70-80% of input material in the print process is produced using imported raw material. How will this affect your business, plus the pricing negotiations with your customers?
Fluctuations in exchange rates affect different stakeholders differently, in general. If the rupee appreciates, importers benefit while at the same time exporters will get adversity affected. When rupee depreciates its opposite. In the last few months, the rupee has continued to weaken against the USD and experts say that it will hit the Rs 70 mark. There's no doubt it will help the traditional export sector, but India is more of an importing country. Unfortunately, both crude and USD's simultaneous rise is adversely affecting import dependent printing sector. Even in advertising-related printing, 90% if its input requirements are dependent on imports.
Unfortunately, we don’t have domestic alternatives to turn to.
As you are aware, all large companies work with yearly contracts and it’s next to impossible to get any negotiations for upward price request. The year 2017-18 saw GST disruptions, and 2018-19 started off with downward slide of rupee against the USD. I just read that TN state industrial data shows that 49,329 SMEs closed their units and Sivakasi is second largest volume printing town in the world, after Gutenberg.
How will your company absorb this price increase? What is your strategy?
The rising crude prices will accept FMCG good like shampoos, deodorants, soaps, detergents. Manufacturers usually close their production cost much in advance as they need to print MRP on the final product before it reaches the retail counters. Since they do not have control on raw material cost, they would obviously re-negotiate with the last mile contractor, which are the print-packagers. Now as suppliers to the manufacturers, print-packagers have to face the heat on both sides. So you can imagine the plight of the advertising printed material supplier like us, who comes at the extreme end of the chain.
Will this raw material inflation temper your company’s outlook for the year? What is the percentage you are looking at?
We are at the end of first quarter of the financial year 2018-19. It’s too premature to say anything on our balance sheets right now. I would say, it’s going to be a difficult year and very challenging. The only option left for small units is: downsizing their operational expenses to float in anticipation of better days in days to come.

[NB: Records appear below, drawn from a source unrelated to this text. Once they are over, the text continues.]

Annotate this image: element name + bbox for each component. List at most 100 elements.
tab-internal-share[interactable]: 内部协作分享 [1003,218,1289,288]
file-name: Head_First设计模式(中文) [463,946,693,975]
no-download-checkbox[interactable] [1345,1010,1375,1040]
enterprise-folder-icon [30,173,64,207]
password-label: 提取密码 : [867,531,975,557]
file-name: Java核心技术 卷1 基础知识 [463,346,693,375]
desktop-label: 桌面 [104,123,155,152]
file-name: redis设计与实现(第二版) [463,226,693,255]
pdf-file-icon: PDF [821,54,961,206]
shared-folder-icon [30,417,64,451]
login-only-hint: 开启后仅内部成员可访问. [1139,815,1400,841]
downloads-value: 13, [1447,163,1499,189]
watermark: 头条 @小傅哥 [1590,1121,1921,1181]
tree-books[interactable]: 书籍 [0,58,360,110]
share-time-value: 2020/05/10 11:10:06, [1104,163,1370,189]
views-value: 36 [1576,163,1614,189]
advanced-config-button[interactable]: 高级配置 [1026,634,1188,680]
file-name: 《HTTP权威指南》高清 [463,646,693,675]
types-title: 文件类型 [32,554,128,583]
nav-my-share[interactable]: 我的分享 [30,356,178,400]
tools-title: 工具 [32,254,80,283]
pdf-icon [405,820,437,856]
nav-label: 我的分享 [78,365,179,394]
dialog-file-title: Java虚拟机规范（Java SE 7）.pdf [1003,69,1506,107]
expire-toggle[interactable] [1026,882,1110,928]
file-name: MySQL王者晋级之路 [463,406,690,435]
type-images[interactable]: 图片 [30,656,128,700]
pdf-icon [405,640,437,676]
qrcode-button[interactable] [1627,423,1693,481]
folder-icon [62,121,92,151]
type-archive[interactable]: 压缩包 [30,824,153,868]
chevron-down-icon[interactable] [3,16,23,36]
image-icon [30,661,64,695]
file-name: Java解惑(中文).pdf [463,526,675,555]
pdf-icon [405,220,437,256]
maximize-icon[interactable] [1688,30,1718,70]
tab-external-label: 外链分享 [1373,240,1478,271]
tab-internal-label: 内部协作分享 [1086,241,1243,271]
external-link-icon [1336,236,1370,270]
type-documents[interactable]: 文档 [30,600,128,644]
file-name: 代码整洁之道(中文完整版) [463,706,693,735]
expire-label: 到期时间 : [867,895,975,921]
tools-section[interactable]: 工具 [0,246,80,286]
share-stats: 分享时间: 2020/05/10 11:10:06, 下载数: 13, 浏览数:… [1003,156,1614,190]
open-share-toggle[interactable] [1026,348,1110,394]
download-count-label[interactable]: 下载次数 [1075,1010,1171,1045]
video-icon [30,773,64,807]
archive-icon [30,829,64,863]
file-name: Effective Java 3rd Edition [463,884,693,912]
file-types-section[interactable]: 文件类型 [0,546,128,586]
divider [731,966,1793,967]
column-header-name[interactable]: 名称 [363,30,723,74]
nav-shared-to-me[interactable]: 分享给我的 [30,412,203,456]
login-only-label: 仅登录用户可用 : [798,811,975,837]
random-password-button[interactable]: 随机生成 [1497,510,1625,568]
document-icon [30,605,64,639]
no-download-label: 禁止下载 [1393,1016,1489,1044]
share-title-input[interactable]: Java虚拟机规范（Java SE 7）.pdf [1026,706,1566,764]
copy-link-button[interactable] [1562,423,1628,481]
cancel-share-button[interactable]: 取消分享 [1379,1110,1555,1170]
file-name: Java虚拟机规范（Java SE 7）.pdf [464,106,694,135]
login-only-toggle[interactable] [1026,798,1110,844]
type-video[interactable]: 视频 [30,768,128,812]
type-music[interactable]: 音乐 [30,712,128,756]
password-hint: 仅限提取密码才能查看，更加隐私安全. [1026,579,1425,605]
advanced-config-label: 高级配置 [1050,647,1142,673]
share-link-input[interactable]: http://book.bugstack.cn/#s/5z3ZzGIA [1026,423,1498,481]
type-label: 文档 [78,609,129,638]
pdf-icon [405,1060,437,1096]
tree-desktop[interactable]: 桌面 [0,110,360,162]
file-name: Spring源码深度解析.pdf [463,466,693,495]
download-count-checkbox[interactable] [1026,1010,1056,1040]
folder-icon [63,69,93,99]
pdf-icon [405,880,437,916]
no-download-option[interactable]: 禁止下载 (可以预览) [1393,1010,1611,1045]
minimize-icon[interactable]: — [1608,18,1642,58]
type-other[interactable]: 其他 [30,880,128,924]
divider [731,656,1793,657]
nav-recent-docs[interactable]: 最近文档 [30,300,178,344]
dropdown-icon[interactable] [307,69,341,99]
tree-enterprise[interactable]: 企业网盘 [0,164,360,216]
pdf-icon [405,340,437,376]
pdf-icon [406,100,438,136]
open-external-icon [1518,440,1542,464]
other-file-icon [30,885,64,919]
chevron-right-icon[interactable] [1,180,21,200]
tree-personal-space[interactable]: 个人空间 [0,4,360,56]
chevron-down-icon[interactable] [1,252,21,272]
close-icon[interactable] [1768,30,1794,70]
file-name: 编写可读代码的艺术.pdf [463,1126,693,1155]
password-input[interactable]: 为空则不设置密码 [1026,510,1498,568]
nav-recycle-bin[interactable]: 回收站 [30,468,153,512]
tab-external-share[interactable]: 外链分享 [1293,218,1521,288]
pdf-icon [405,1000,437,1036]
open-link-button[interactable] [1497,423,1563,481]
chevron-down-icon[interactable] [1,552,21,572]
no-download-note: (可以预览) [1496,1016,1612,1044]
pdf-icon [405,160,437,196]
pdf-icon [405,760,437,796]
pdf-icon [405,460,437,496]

From an export point of view, a strong dollar will boost turnover. Your comments?
A weak rupee is naturally good for traditional sectors like textiles and software. The outlook is good for those who are printing for exported goods but its size is very small when compared to domestic consumption.
When the top-level delegation met the GoI representatives, they were asked what is the revenue the print and packaging industry contributes to the Exchequer? Can you hazard a guess?
I don’t have the latest numbers. The fact is India has the country with largest number of printing presses with approximately 30-lakh persons being directly employed and another 25-lakh in indirect employment with a growth of 18% year-on-year. We have 36 printing institutions where close to 4,000 printing engineers graduate every year. I think in 2017-18, Indian print-packaging’s turnover would be close to Rs
350-billion and by 2020 we are sure to cross the Rs 400-billion mark. There are close to 70,000 news papers. Currently the advertising industry contributes 0.5% of the GDP. FICCI report says, the total adverting spends across media in the year 2017 was Rs 5,6100-crore and our OOH contribution was close to Rs 3,500-crore.